En choisissant de présenter Louise de Gustave Charpentier mis en scène par Christof Loy, le festival d’Aix ose une œuvre d’une grande finesse, musicale et psychologique, magnifiquement portée par la soprano Elsa Dreisig.
Nul hasard que Louise se définisse comme un « roman musical » : l’opéra a la complexité et la profondeur de la littérature française du XIXe siècle. Il y a du Maupassant et du Flaubert dans cette peinture parisienne d’un monde d’ouvriers et d’artisans rudes à la peine et au plaisir, dans ce personnage de jeune femme qui tente de s’émanciper du carcan familial, et dans la cruauté d’une famille à l’étrange définition de l’amour filial. Gustave Charpentier, peu connu aujourd’hui du grand public, signait avec Louise un opéra qui fut joué mille fois à l’Opéra Comique, lors de sa création en 1900. Qu’y trouvait le public parisien ? À l’évidence, une musique riche en couleurs, dans la droite lignée de Massenet, dont Charpentier fut l’élève. Les cuivres y résonnent aussi bien que les percussions, et les leitmotivs nourrissent une partition enlevée et tourmentée, qui peut à la fois offrir au chœur un hymne à Montmartre, qu’un chant intime au père, incarné par l’exceptionnelle basse Nicolas Courjal. À la direction musicale, le jeune Giacomo Sagripanti offre à l’orchestre une possibilité de faire entendre les nuances et l’ampleur de cette musique qui fluctue au gré des changements de la destinée de Louise. Car c’est bien là, le cœur de l’opéra : les métamorphoses de la jeune femme, sa tentative d’émancipation.
Perversion inavouée
Le metteur en scène allemand Christof Loy choisit de placer l’opéra dans un hôpital psychiatrique, et non dans les différents décors de la vie parisienne, accentuant cette idée d’enfermement de la jeune fille.

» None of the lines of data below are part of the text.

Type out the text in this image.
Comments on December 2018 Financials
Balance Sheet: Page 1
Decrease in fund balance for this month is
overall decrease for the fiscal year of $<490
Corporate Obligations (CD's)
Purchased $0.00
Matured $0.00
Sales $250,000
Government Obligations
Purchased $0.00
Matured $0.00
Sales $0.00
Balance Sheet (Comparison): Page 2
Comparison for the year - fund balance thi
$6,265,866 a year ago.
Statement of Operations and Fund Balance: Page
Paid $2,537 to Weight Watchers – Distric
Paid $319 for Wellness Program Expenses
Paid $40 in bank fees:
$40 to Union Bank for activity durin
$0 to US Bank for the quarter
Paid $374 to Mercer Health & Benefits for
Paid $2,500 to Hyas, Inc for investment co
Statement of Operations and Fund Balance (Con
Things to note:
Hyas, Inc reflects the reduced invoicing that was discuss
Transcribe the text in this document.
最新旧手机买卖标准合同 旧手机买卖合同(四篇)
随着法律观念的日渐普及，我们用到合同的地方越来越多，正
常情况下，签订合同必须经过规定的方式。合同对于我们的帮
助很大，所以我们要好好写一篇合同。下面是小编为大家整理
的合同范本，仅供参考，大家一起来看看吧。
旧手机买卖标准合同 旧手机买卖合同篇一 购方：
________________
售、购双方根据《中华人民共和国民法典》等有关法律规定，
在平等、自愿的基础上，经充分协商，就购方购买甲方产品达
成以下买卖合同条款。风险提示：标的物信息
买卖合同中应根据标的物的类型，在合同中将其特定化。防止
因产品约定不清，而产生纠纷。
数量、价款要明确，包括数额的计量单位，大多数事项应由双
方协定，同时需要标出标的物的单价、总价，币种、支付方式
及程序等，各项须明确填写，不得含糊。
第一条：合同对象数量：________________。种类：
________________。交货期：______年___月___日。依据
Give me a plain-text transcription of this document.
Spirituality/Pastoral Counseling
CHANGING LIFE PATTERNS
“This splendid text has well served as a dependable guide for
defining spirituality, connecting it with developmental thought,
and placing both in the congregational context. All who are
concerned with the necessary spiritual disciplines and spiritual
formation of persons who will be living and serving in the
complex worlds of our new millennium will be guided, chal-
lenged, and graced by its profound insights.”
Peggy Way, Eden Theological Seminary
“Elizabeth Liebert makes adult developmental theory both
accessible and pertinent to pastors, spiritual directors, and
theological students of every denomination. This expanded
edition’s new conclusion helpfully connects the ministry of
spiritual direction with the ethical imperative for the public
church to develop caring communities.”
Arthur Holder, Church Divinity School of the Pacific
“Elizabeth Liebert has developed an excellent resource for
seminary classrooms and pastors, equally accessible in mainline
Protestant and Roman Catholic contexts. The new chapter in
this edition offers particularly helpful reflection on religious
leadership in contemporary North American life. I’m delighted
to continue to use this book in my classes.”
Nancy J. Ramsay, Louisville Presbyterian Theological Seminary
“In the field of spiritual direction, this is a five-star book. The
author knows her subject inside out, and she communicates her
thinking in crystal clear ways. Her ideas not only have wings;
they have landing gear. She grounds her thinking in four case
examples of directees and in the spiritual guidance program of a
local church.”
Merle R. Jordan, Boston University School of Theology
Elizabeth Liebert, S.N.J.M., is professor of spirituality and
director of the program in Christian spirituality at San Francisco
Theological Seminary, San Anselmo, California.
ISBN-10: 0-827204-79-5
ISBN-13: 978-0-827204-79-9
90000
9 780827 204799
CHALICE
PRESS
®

Les parents viennent ainsi lui rendre visite, la mère, glaciale Sophie Koch, en un vieux tailleur Chanel qui dit assez de son désir d’embourgeoisement, et le père, en homme de bureau si affectueux envers sa fille. La scène au cours de l’acte I qui les voit nouer un bavoir autour du cou de Louise, lors d’une de ces visites, nous annonce la perversion inavouée de cette famille. Christof Loy choisit de centrer sa mise en scène autour de ce scandale qui se joue à bas bruit dans l’opéra : l’inceste du père et de Louise. Tout tournera autour de cette violence non nommée, la rage de la mère, les supplications du père, et surtout, cette ambivalence permanente de Louise envers son père, et son amant, Julien. Louise devient donc ici moins un opéra des faubourgs de Montmartre, qu’un drame intime. Elsa Dreisig peut donc, dans un jeu sophistiqué, alterner des moments d’effroi, et des aspirations à l’amour. Ainsi, la jeune héroïne, immortalisée par l’air de l’acte III, « Depuis le jour où je me suis donnée », chanson de l’émerveillement amoureux que la soprano offre dans cette production avec une légèreté, un art des nuances et une grâce intacte. À la fois fille et amante, femme et enfant, téméraire et docile, princesse des chiffonniers parisiens et candides face à son amant, Louise avance en complexité au gré de l’opéra, devenant exceptionnelle à la fin, dans sa robe rouge et portée par le chœur. Elle a pour sœurs Mimi et Violetta, et s’inscrit dans la lignée des figures lyriques qui marquent l’histoire de l’opéra. La Callas ne s’y trompait pas, qui a chanté la partition de Louise, comme elle cherchait si souvent des figures au bord de l’effondrement. Ici, Elsa Dreisig en fait une héroïne presque bergmanienne, dans son rapport inquiétant à la folie. Christof Loy a choisi de faire voir, au-delà de la suggestion. Et ce, dans une scénographie apparemment classique. Si ce ne sont deux scènes de l’opéra qui sont absolument explicites et abolissent le non-dit. Puis se présente la fin, d’une modernité abrupte, sidérante.
Louise, Gustave Charpentier, direction musicale Giacomo Sagripanti, mise en scène Christof Loy, Festival d’Aix-en-Provence, 13 juillet. Puis diffusion sur France Musique, le 14 juillet à 20h. Et Louise sera présentée à l’Opéra de Lyon, du 29 janvier au 8 février 2026.